Open Cut » Geotech
The primary purpose of C29044 was to assemble a set of high‐quality data on a diverse range of characterised spoils that could be used (by C29048 Image Based Automated Characterisation of Waste Materials) to calibrate a “machine learning” model to recognise spoil category from parameters derived from simple inputs such as RGB photographs.
Eight field campaigns were carried out at seven different sites across the Sydney and Bowen Basins. The basic unit of spoil considered was a truck‐tipped load of spoil, and the study focussed on areas where spoils of different origins had been paddock tipped. Data acquired included a field categorisation according to Simmons and McManus (2004), ground‐based photographs, UAV photography, and GPS coordinates, with sampling and hyperspectral scanning of selected piles. The fieldwork was carried out over a protracted period, at the conclusion of the fieldwork, a total of 686 spoil piles had been categorised. Laboratory testing of collected samples was undertaken to confirm assessments of plasticity made in the field.
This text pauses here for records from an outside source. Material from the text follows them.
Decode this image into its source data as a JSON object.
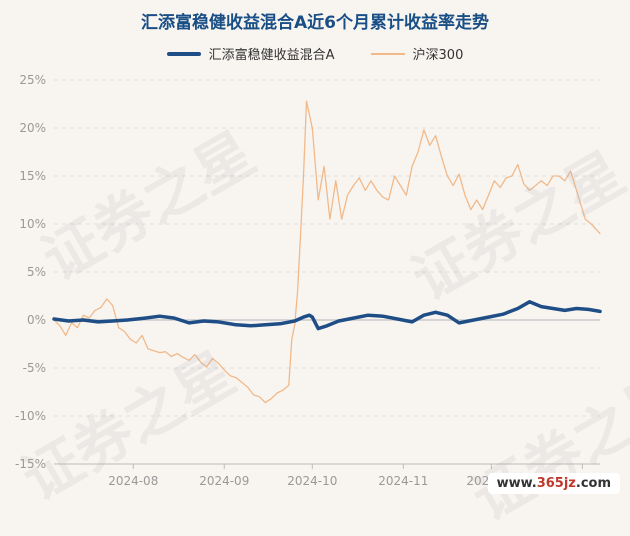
{
  "chart_data": {
    "type": "line",
    "title": "汇添富稳健收益混合A近6个月累计收益率走势",
    "xlabel": "",
    "ylabel": "",
    "ylim": [
      -15,
      25
    ],
    "yticks": [
      25,
      20,
      15,
      10,
      5,
      0,
      -5,
      -10,
      -15
    ],
    "ytick_labels": [
      "25%",
      "20%",
      "15%",
      "10%",
      "5%",
      "0%",
      "-5%",
      "-10%",
      "-15%"
    ],
    "xticks": [
      {
        "date": "2024-08-01",
        "label": "2024-08"
      },
      {
        "date": "2024-09-01",
        "label": "2024-09"
      },
      {
        "date": "2024-10-01",
        "label": "2024-10"
      },
      {
        "date": "2024-11-01",
        "label": "2024-11"
      },
      {
        "date": "2024-12-01",
        "label": "2024-12"
      },
      {
        "date": "2025-01-01",
        "label": "2025-01"
      }
    ],
    "x_range": [
      "2024-07-05",
      "2025-01-07"
    ],
    "grid": "horizontal dashed",
    "legend_position": "top-center",
    "series": [
      {
        "name": "汇添富稳健收益混合A",
        "color": "#1f4e86",
        "points": [
          [
            "2024-07-05",
            0.1
          ],
          [
            "2024-07-10",
            -0.1
          ],
          [
            "2024-07-15",
            0.0
          ],
          [
            "2024-07-20",
            -0.2
          ],
          [
            "2024-07-25",
            -0.1
          ],
          [
            "2024-07-30",
            0.0
          ],
          [
            "2024-08-05",
            0.2
          ],
          [
            "2024-08-10",
            0.4
          ],
          [
            "2024-08-15",
            0.2
          ],
          [
            "2024-08-20",
            -0.3
          ],
          [
            "2024-08-25",
            -0.1
          ],
          [
            "2024-08-30",
            -0.2
          ],
          [
            "2024-09-05",
            -0.5
          ],
          [
            "2024-09-10",
            -0.6
          ],
          [
            "2024-09-15",
            -0.5
          ],
          [
            "2024-09-20",
            -0.4
          ],
          [
            "2024-09-25",
            -0.1
          ],
          [
            "2024-09-28",
            0.3
          ],
          [
            "2024-09-30",
            0.5
          ],
          [
            "2024-10-01",
            0.3
          ],
          [
            "2024-10-03",
            -0.9
          ],
          [
            "2024-10-06",
            -0.6
          ],
          [
            "2024-10-10",
            -0.1
          ],
          [
            "2024-10-15",
            0.2
          ],
          [
            "2024-10-20",
            0.5
          ],
          [
            "2024-10-25",
            0.4
          ],
          [
            "2024-10-30",
            0.1
          ],
          [
            "2024-11-04",
            -0.2
          ],
          [
            "2024-11-08",
            0.5
          ],
          [
            "2024-11-12",
            0.8
          ],
          [
            "2024-11-16",
            0.5
          ],
          [
            "2024-11-20",
            -0.3
          ],
          [
            "2024-11-25",
            0.0
          ],
          [
            "2024-11-30",
            0.3
          ],
          [
            "2024-12-05",
            0.6
          ],
          [
            "2024-12-10",
            1.2
          ],
          [
            "2024-12-14",
            1.9
          ],
          [
            "2024-12-18",
            1.4
          ],
          [
            "2024-12-22",
            1.2
          ],
          [
            "2024-12-26",
            1.0
          ],
          [
            "2024-12-30",
            1.2
          ],
          [
            "2025-01-03",
            1.1
          ],
          [
            "2025-01-07",
            0.9
          ]
        ]
      },
      {
        "name": "沪深300",
        "color": "#f1b98a",
        "points": [
          [
            "2024-07-05",
            0.0
          ],
          [
            "2024-07-07",
            -0.6
          ],
          [
            "2024-07-09",
            -1.6
          ],
          [
            "2024-07-11",
            -0.3
          ],
          [
            "2024-07-13",
            -0.8
          ],
          [
            "2024-07-15",
            0.5
          ],
          [
            "2024-07-17",
            0.2
          ],
          [
            "2024-07-19",
            1.0
          ],
          [
            "2024-07-21",
            1.3
          ],
          [
            "2024-07-23",
            2.2
          ],
          [
            "2024-07-25",
            1.5
          ],
          [
            "2024-07-27",
            -0.8
          ],
          [
            "2024-07-29",
            -1.2
          ],
          [
            "2024-07-31",
            -2.0
          ],
          [
            "2024-08-02",
            -2.4
          ],
          [
            "2024-08-04",
            -1.6
          ],
          [
            "2024-08-06",
            -3.0
          ],
          [
            "2024-08-08",
            -3.2
          ],
          [
            "2024-08-10",
            -3.4
          ],
          [
            "2024-08-12",
            -3.3
          ],
          [
            "2024-08-14",
            -3.8
          ],
          [
            "2024-08-16",
            -3.5
          ],
          [
            "2024-08-18",
            -3.9
          ],
          [
            "2024-08-20",
            -4.2
          ],
          [
            "2024-08-22",
            -3.6
          ],
          [
            "2024-08-24",
            -4.4
          ],
          [
            "2024-08-26",
            -4.9
          ],
          [
            "2024-08-28",
            -4.0
          ],
          [
            "2024-08-30",
            -4.5
          ],
          [
            "2024-09-01",
            -5.2
          ],
          [
            "2024-09-03",
            -5.8
          ],
          [
            "2024-09-05",
            -6.0
          ],
          [
            "2024-09-07",
            -6.5
          ],
          [
            "2024-09-09",
            -7.0
          ],
          [
            "2024-09-11",
            -7.8
          ],
          [
            "2024-09-13",
            -8.0
          ],
          [
            "2024-09-15",
            -8.6
          ],
          [
            "2024-09-17",
            -8.2
          ],
          [
            "2024-09-19",
            -7.6
          ],
          [
            "2024-09-21",
            -7.3
          ],
          [
            "2024-09-23",
            -6.8
          ],
          [
            "2024-09-24",
            -2.0
          ],
          [
            "2024-09-25",
            -0.5
          ],
          [
            "2024-09-26",
            3.0
          ],
          [
            "2024-09-27",
            9.0
          ],
          [
            "2024-09-28",
            15.0
          ],
          [
            "2024-09-29",
            22.8
          ],
          [
            "2024-10-01",
            20.0
          ],
          [
            "2024-10-03",
            12.5
          ],
          [
            "2024-10-05",
            16.0
          ],
          [
            "2024-10-07",
            10.5
          ],
          [
            "2024-10-09",
            14.5
          ],
          [
            "2024-10-11",
            10.5
          ],
          [
            "2024-10-13",
            13.0
          ],
          [
            "2024-10-15",
            14.0
          ],
          [
            "2024-10-17",
            14.8
          ],
          [
            "2024-10-19",
            13.5
          ],
          [
            "2024-10-21",
            14.5
          ],
          [
            "2024-10-23",
            13.5
          ],
          [
            "2024-10-25",
            12.8
          ],
          [
            "2024-10-27",
            12.5
          ],
          [
            "2024-10-29",
            15.0
          ],
          [
            "2024-10-31",
            14.0
          ],
          [
            "2024-11-02",
            13.0
          ],
          [
            "2024-11-04",
            16.0
          ],
          [
            "2024-11-06",
            17.5
          ],
          [
            "2024-11-08",
            19.8
          ],
          [
            "2024-11-10",
            18.2
          ],
          [
            "2024-11-12",
            19.2
          ],
          [
            "2024-11-14",
            17.0
          ],
          [
            "2024-11-16",
            15.0
          ],
          [
            "2024-11-18",
            14.0
          ],
          [
            "2024-11-20",
            15.2
          ],
          [
            "2024-11-22",
            13.0
          ],
          [
            "2024-11-24",
            11.5
          ],
          [
            "2024-11-26",
            12.5
          ],
          [
            "2024-11-28",
            11.5
          ],
          [
            "2024-11-30",
            13.0
          ],
          [
            "2024-12-02",
            14.5
          ],
          [
            "2024-12-04",
            13.8
          ],
          [
            "2024-12-06",
            14.8
          ],
          [
            "2024-12-08",
            15.0
          ],
          [
            "2024-12-10",
            16.2
          ],
          [
            "2024-12-12",
            14.2
          ],
          [
            "2024-12-14",
            13.5
          ],
          [
            "2024-12-16",
            14.0
          ],
          [
            "2024-12-18",
            14.5
          ],
          [
            "2024-12-20",
            14.0
          ],
          [
            "2024-12-22",
            15.0
          ],
          [
            "2024-12-24",
            15.0
          ],
          [
            "2024-12-26",
            14.5
          ],
          [
            "2024-12-28",
            15.5
          ],
          [
            "2024-12-30",
            13.5
          ],
          [
            "2025-01-02",
            10.5
          ],
          [
            "2025-01-04",
            10.0
          ],
          [
            "2025-01-07",
            9.0
          ]
        ]
      }
    ]
  },
  "watermark": {
    "text": "证券之星"
  },
  "site_stamp": {
    "prefix": "www.",
    "main": "365jz",
    "suffix": ".com"
  }
}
The framework for spoil categorisation and shear strength estimation, as set out in Simmons and McManus (2004) is now well established and anecdotal feedback suggests it is used successfully across the black coal mining industry in Australia. The framework, often informally referred to as the BMA framework for historical reasons, comprises two parts: one to categorise the spoil according to its physical characteristics, and the other to assign likely Mohr‐Coulomb shear strength parameters on the basis of the assigned category. Although it was not the primary purpose of project C29044, the scope of the fieldwork presented an ideal opportunity to assess and review the appropriateness of the spoil categorisation aspect of the framework, in a manner complementary to the review of shear strengths that was facilitated by project C20019.
This report presents a review and discussion of the factors that influence the shear strength of waste rock, and it considers how the categorisation attributes employed in the framework account for those factors. The appropriateness of these attributes in their use as a basis to categorise spoil was assessed against the large number of spoil categorisations that were carried out for this project.
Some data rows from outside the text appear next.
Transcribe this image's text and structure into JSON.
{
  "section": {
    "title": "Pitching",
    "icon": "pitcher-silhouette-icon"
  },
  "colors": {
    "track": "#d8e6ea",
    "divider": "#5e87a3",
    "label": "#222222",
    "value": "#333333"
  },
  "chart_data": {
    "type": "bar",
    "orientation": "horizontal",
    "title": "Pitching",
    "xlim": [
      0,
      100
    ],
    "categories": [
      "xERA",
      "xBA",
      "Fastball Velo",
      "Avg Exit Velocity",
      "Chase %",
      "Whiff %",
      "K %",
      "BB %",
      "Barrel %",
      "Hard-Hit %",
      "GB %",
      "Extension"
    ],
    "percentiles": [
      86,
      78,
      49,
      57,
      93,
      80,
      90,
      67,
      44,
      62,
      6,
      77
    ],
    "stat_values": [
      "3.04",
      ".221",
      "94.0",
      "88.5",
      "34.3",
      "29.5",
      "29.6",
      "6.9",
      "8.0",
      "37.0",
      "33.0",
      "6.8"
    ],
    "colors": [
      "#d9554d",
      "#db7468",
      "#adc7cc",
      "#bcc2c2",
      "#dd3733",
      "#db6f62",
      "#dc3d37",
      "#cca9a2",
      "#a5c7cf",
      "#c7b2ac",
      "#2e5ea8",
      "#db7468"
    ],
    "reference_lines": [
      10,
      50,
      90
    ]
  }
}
On the basis of these considerations, the framework, its attributes and their weightings are found to be generally fit for purpose. However, the review recognised that the justifications for the framework provided by existing reference documents are limited, and written guidance required to categorise spoil in a consistent and reliable way was inadequate. It also recognised that there was confusion around the origins of the framework arising from inconsistent references to “Simmons and McManus” and “BMA”.
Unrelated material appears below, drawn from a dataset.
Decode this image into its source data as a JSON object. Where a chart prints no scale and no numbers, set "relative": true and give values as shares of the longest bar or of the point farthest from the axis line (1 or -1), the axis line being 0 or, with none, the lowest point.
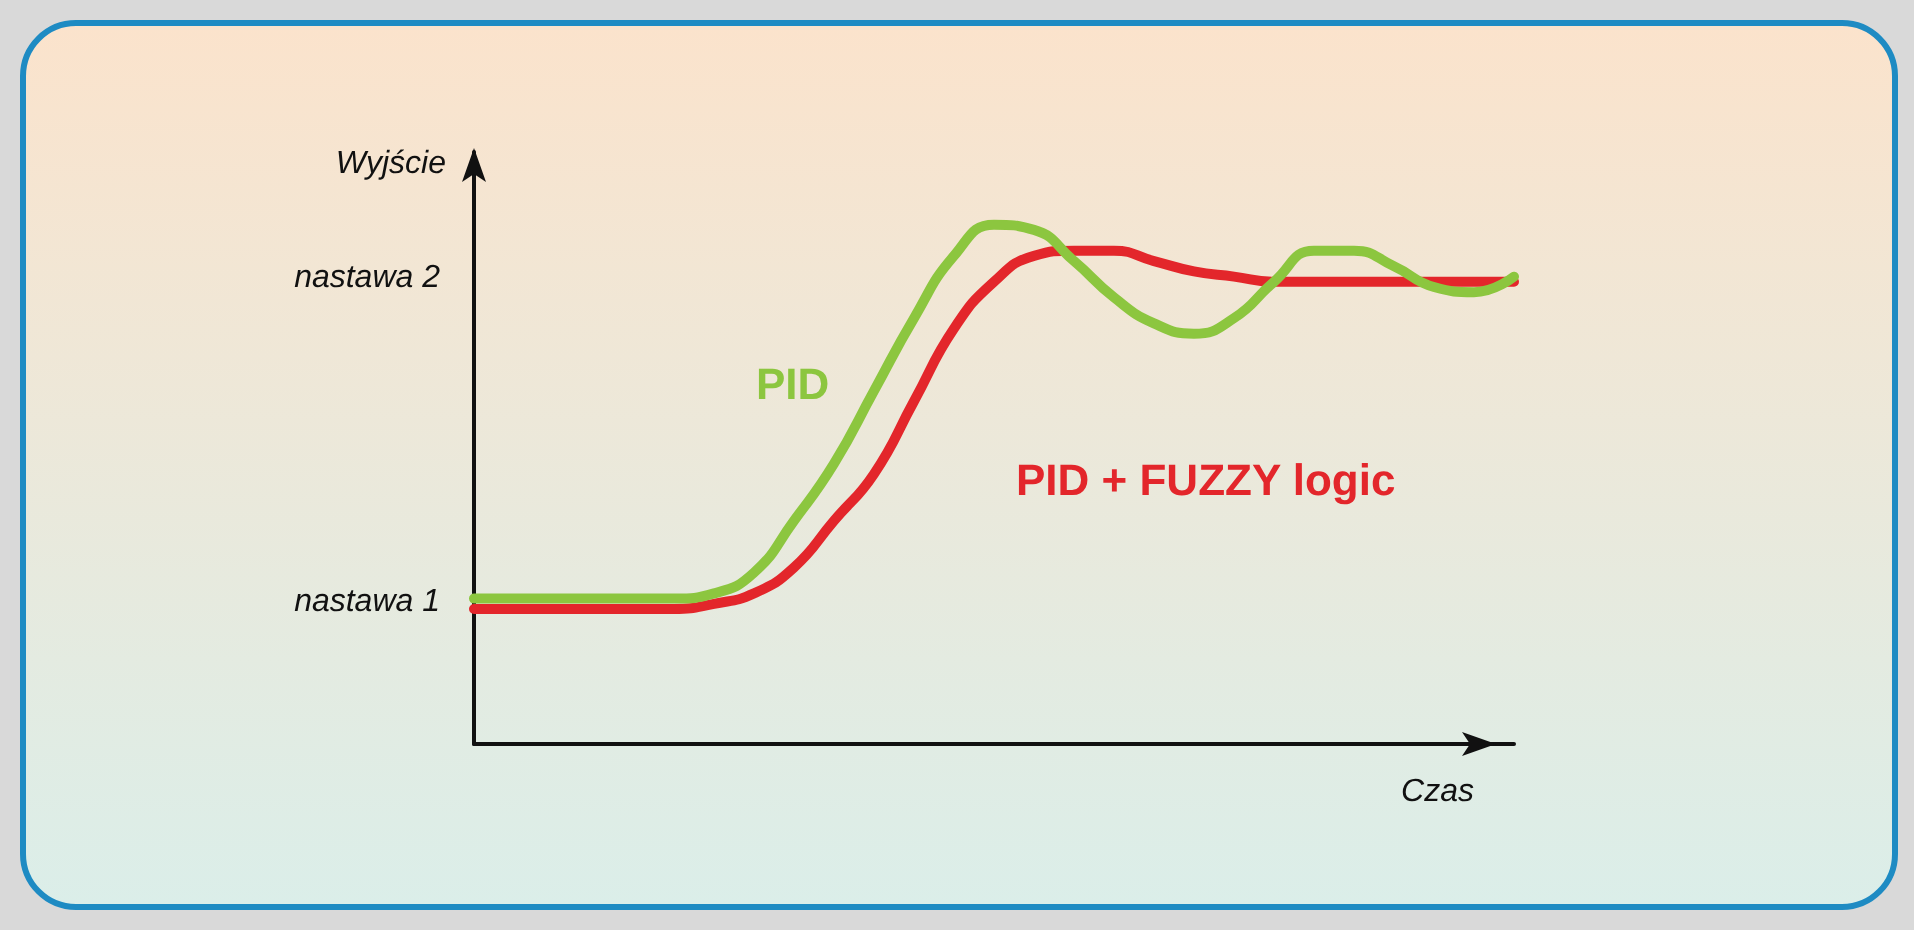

To provide a broader context and more detailed guidance for the application of the categorisation framework, this report includes an appendix where a complete, stand‐alone version of the spoil categorisation framework is presented. In accordance with the suggestion of the Project Coordinator and Monitors, the framework is rebranded as the “CoalSpoil Framework”, with the intention that it will be known and referred to as such in the future.
The CoalSpoil Framework document, presented in the format of a standard in Appendix A, provides:
- Clear definitions of the attributes considered to categorise spoil;
- Practical guidance to rank the attributes consistently in a field assessment;
- The process used to arrive at an integer spoil Category, based on attribute rankings; and
- A suggested correlation between Category and shear strength parameters, which explicitly incorporates the exclusions identified in ACARP project C20019.